In the blink of an eye, JC Penney has become cool.

Yes, that retailing behemoth that has been the home of all things functional but unhip across the decades is suddenly almost as cool, in a corporate way, as Apple.

Talk show host Ellen DeGeneres with first lady Michelle Obama. (Michael Rozman/AP)

JC Penney became cool when it stood up to what Donny Deutsch, chairman of the advertising company Deutsch Inc., called “corporate terrorism” in an appearance Thursday on the “Today” show.

The retailer came under fire from the conservative nonprofit group One Million Moms after hiring DeGeneres. “Funny that JC Penney thinks hiring an open homosexual spokesperson will help their business when most of their customers are traditional families,” One Million Moms said on its Web site. “More sales will be lost than gained unless they replace their spokesperson quickly. Unless JC Penney decides to be neutral in the culture war then their brand transformation will be unsuccessful.” The group urged its members to call JC Penney’s customer service lines and complain.

“By jumping on the pro-gay bandwagon, JC Penney is attempting to gain a new target market and in the process will lose customers with traditional values that have been faithful to them over all these years,” One Million Moms said.

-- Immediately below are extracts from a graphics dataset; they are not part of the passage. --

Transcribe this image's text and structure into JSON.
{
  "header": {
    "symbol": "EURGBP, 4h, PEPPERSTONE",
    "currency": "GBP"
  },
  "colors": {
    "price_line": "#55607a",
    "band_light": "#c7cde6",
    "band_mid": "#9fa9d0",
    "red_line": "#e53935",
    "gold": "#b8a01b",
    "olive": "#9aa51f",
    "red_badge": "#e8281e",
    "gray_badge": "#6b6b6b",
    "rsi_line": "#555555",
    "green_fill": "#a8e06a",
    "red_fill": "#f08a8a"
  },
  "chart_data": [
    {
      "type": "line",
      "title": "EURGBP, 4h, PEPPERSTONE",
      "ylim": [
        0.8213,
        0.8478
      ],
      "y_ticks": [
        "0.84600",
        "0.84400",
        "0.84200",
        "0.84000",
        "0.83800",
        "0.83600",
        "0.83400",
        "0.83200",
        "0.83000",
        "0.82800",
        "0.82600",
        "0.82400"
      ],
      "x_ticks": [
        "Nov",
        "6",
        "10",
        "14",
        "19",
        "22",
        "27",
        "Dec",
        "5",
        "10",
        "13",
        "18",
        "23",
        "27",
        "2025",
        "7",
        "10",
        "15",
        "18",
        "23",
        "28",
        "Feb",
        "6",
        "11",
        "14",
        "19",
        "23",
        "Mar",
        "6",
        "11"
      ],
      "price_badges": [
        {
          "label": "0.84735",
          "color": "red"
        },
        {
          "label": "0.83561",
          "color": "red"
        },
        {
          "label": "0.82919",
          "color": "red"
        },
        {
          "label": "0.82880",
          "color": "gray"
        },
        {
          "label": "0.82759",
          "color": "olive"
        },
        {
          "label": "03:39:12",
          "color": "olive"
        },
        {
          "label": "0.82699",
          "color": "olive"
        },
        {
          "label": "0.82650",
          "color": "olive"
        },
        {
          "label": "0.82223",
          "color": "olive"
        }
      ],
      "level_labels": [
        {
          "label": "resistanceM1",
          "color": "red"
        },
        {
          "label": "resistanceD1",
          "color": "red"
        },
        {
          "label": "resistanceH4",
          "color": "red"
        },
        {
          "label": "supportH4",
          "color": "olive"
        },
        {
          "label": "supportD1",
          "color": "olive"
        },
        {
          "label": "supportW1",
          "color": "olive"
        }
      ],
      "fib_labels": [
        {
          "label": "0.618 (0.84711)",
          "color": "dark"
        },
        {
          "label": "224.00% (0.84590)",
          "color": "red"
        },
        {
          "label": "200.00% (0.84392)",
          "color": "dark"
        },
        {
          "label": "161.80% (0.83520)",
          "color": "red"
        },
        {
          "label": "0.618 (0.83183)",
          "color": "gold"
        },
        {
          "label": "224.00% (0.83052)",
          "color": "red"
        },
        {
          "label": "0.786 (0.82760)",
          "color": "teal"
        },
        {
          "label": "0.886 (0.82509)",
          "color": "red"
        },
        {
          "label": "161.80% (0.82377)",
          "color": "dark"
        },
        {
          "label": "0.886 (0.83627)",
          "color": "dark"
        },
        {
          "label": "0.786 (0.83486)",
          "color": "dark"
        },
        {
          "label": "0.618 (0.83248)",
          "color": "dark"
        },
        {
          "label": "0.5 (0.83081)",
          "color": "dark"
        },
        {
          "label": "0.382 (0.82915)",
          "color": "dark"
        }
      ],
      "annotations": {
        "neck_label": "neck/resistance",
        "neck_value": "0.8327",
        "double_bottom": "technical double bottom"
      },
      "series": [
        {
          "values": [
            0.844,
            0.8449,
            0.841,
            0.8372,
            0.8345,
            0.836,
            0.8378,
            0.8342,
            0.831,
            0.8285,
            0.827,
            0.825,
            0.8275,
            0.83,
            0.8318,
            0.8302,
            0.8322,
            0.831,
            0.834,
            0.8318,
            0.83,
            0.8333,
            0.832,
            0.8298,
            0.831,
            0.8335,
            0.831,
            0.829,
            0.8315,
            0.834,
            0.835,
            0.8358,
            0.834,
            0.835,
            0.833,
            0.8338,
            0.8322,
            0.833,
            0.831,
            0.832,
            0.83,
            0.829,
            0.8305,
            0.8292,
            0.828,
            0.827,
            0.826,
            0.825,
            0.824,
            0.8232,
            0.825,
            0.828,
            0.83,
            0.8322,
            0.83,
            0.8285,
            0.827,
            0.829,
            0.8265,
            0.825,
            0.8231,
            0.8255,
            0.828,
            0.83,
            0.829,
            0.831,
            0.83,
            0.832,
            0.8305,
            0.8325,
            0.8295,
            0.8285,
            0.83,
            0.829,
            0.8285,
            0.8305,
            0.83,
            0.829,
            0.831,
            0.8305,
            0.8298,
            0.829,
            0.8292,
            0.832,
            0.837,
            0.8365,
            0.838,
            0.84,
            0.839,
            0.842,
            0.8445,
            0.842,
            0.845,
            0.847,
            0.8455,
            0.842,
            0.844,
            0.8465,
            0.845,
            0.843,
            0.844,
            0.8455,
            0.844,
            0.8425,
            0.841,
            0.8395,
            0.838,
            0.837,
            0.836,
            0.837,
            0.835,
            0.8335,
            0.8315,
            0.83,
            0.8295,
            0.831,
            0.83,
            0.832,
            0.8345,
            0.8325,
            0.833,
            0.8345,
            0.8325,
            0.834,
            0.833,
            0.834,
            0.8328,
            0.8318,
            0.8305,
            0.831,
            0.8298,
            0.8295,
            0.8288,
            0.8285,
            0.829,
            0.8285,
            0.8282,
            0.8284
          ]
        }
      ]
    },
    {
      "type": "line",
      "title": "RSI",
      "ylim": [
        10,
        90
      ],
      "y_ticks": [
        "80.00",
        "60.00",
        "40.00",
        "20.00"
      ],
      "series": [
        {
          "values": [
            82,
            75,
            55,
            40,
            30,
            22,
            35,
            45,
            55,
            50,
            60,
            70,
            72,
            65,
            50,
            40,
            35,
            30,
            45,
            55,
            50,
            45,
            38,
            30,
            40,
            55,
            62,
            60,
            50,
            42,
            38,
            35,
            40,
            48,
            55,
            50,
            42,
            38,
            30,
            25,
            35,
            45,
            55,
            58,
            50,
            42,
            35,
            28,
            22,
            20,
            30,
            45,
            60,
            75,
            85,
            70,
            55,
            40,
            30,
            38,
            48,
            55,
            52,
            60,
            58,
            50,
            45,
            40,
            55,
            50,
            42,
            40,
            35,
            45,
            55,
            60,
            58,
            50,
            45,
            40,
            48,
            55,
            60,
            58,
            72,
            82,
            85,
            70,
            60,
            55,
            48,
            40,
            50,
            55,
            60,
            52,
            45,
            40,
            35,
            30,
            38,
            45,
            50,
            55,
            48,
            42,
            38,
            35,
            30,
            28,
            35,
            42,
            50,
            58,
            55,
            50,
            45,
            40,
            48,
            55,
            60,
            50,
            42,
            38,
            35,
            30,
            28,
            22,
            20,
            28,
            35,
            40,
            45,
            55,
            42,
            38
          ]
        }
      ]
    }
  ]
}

Making DeGeneres the focus of this kind of campaign seems an odd strategy. She has not only survived anti-gay sentiment in the United States but has thrived after going through some hard times. The ratings of her successful 1990s ABC sitcom plummeted after she made public the fact that she is a lesbian on “The Oprah Winfrey Show” and shortly afterward her character on her sitcom came out of the closet. A 2001 CBS sitcom in which Ellen played a lesbian didn’t make it through the first season.

But when she stopped playing a gay character and instead just presented herself for exactly who she is on “Ellen,” her daytime talk show, she drew a large and loyal fan base, which encompasses a wide range of people, including moms. She has won numerous Emmy Awards and People’s Choice Awards. She has also been a spokeswoman for American Express and Cover Girl.

On her show, DeGeneres, who is married to the actress Portia de Rossi, doesn’t hide her sexuality, nor does she take a confrontational approach. Her sexuality, like her sense of humor, her passion for dance, her love for animals and nature, her support for Drew Brees and the New Orleans Saints, are all just part of who she is.

So it was something of a departure on Wednesday when she spoke about the controversy, thanking JC Penney for standing by the decision to hire her and pointing out that One Million Moms had only about 40,000 “Likes” on Facebook. (Ellen DeGeneres has more than 2 million.)

Then she said: “If you’re just getting to know me, I want to be clear. Here are the values that I stand for. I stand for honesty, equality, kindness, compassion, treating people the way you want to be treated and helping those in need. To me those are traditional values. That’s what I stand for.”

Even with all the good will that DeGeneres draws – which is probably the reason JC Penney hired her in the first place – the retailer that wants to become “America’s favorite store” might have been expected to back away from the controversy.

But JC Penney’s chief executive, Ron Johnson, said in an interview Thursday on “CBS This Morning” that he didn’t second-guess the decision to hire DeGeneres for even a moment.

“We all kind of trust her,” said Johnson, who previously worked for Apple and Target. “And she’s a very honest, straightforward person with extraordinary values.”

He added: “It’s been unbelievably wonderful to work with someone who is so kind, so gracious, so funny, who just, I think, captures what America is about.”